A thermodynamic analysis is conducted to compare the performance of hydrocarbon refrigerants in an ethylene re-liquefaction system, where the refrigerants considered are R290, R600, R600a, and R1270. Overall, results show that the performances of the ethylene re-liquefaction system are proportional to the operating parameters and the working fluid in the refrigeration subsystem. The main conclusions obtained from the present study are summarized as follows.

1) R600a gives the best refrigerant performance, and is followed in order by R600, R290, and R1270.

2) There are very small differences between the use of R600 and R600a, both in terms of COP and exergy efficiency.

3) An increase in tank temperature increases the performance of the system.

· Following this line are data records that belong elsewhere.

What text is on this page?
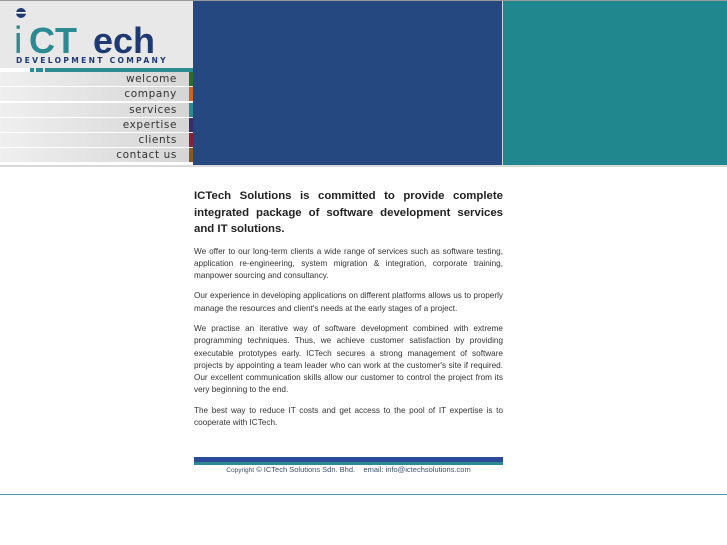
i CT ech
DEVELOPMENT COMPANY
welcome
company
services
expertise
clients
contact us

ICTech Solutions is committed to provide complete integrated package of software development services and IT solutions.

We offer to our long-term clients a wide range of services such as software testing, application re-engineering, system migration & integration, corporate training, manpower sourcing and consultancy.

Our experience in developing applications on different platforms allows us to properly manage the resources and client's needs at the early stages of a project.

We practise an iterative way of software development combined with extreme programming techniques. Thus, we achieve customer satisfaction by providing executable prototypes early. ICTech secures a strong management of software projects by appointing a team leader who can work at the customer's site if required. Our excellent communication skills allow our customer to control the project from its very beginning to the end.

The best way to reduce IT costs and get access to the pool of IT expertise is to cooperate with ICTech.

Copyright © ICTech Solutions Sdn. Bhd. email: info@ictechsolutions.com
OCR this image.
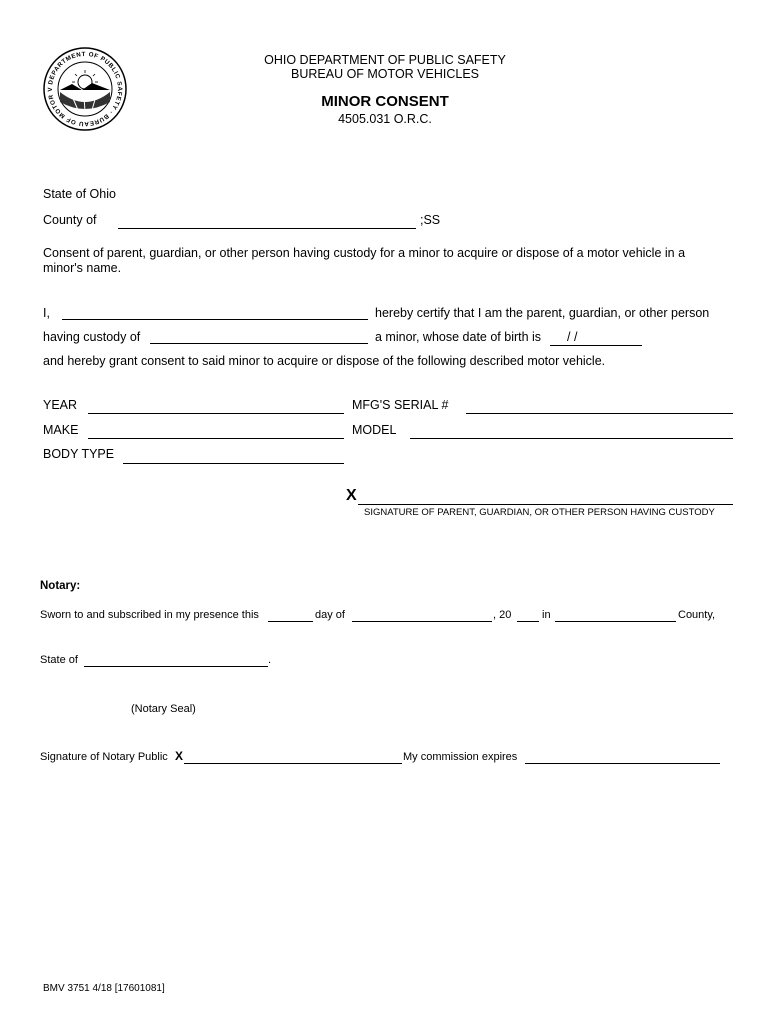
DEPARTMENT OF PUBLIC SAFETY · BUREAU OF MOTOR V
OHIO DEPARTMENT OF PUBLIC SAFETY
BUREAU OF MOTOR VEHICLES
MINOR CONSENT
4505.031 O.R.C.
State of Ohio
County of	;SS
Consent of parent, guardian, or other person having custody for a minor to acquire or dispose of a motor vehicle in a
minor's name.
I,	hereby certify that I am the parent, guardian, or other person
having custody of	a minor, whose date of birth is / /
and hereby grant consent to said minor to acquire or dispose of the following described motor vehicle.
YEAR	MFG'S SERIAL #
MAKE	MODEL
BODY TYPE
X
SIGNATURE OF PARENT, GUARDIAN, OR OTHER PERSON HAVING CUSTODY
Notary:
Sworn to and subscribed in my presence this	day of	, 20	in	County,
State of	.
(Notary Seal)
Signature of Notary Public X	My commission expires
BMV 3751 4/18 [17601081]
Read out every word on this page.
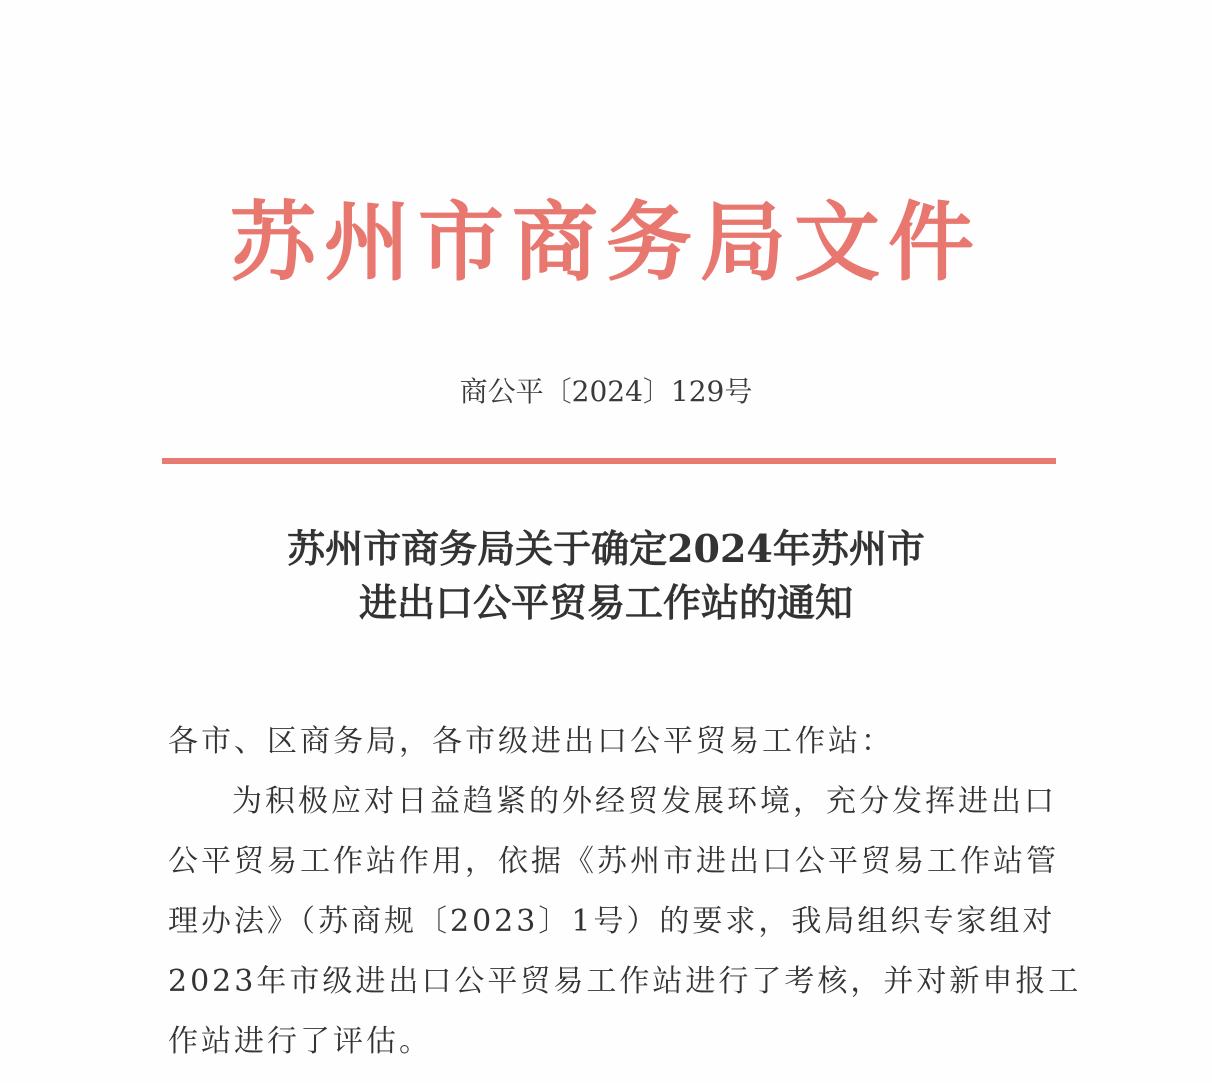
苏州市商务局文件
商公平〔2024〕129号
苏州市商务局关于确定2024年苏州市
进出口公平贸易工作站的通知
各市、区商务局，各市级进出口公平贸易工作站：
为积极应对日益趋紧的外经贸发展环境，充分发挥进出口
公平贸易工作站作用，依据《苏州市进出口公平贸易工作站管
理办法》（苏商规〔2023〕1号）的要求，我局组织专家组对
2023年市级进出口公平贸易工作站进行了考核，并对新申报工
作站进行了评估。
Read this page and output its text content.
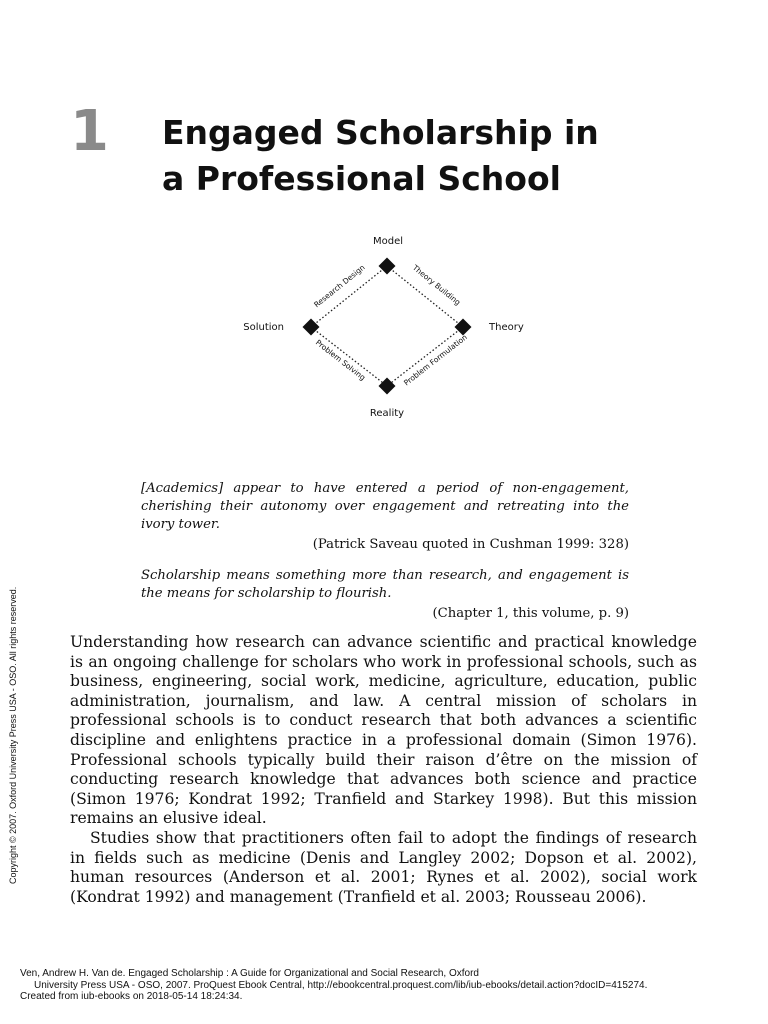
1 Engaged Scholarship in
a Professional School
Model
Theory
Reality
Solution
Research Design	Theory Building
Problem Formulation
Problem Solving
[Academics] appear to have entered a period of non-engagement, cherishing their autonomy over engagement and retreating into the ivory tower.
(Patrick Saveau quoted in Cushman 1999: 328)
Scholarship means something more than research, and engagement is the means for scholarship to flourish.
(Chapter 1, this volume, p. 9)

Understanding how research can advance scientific and practical knowledge is an ongoing challenge for scholars who work in professional schools, such as business, engineering, social work, medicine, agriculture, education, public administration, journalism, and law. A central mission of scholars in professional schools is to conduct research that both advances a scientific discipline and enlightens practice in a professional domain (Simon 1976). Professional schools typically build their raison d’être on the mission of conducting research knowledge that advances both science and practice (Simon 1976; Kondrat 1992; Tranfield and Starkey 1998). But this mission remains an elusive ideal.

Studies show that practitioners often fail to adopt the findings of research in fields such as medicine (Denis and Langley 2002; Dopson et al. 2002), human resources (Anderson et al. 2001; Rynes et al. 2002), social work (Kondrat 1992) and management (Tranfield et al. 2003; Rousseau 2006).

Copyright © 2007. Oxford University Press USA - OSO. All rights reserved.
Ven, Andrew H. Van de. Engaged Scholarship : A Guide for Organizational and Social Research, Oxford
University Press USA - OSO, 2007. ProQuest Ebook Central, http://ebookcentral.proquest.com/lib/iub-ebooks/detail.action?docID=415274.
Created from iub-ebooks on 2018-05-14 18:24:34.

4) An increase in condensation temperature causes deterioration of the system’s performance.

5) Individual exergy losses can be categorized into three groups according to percentage contribution to total exergy loss: an upper group ($\Delta \dot Ex \geqslant 10$), middle group ($5 < \Delta \dot Ex < 10$), and lower group ($\Delta \dot Ex < 5$). For the upper group, measures of improvement are highly recommended, while for the lower group the potential for improving the component is estimated as being minor.

6) Within the considered variation range of tank temperature, the total exergy loss and the exergy efficiency of the system exhibit a special behavior: both increase with a rise in tank temperature.

7) The system performs better if the temperature difference in the cascade condenser is kept low.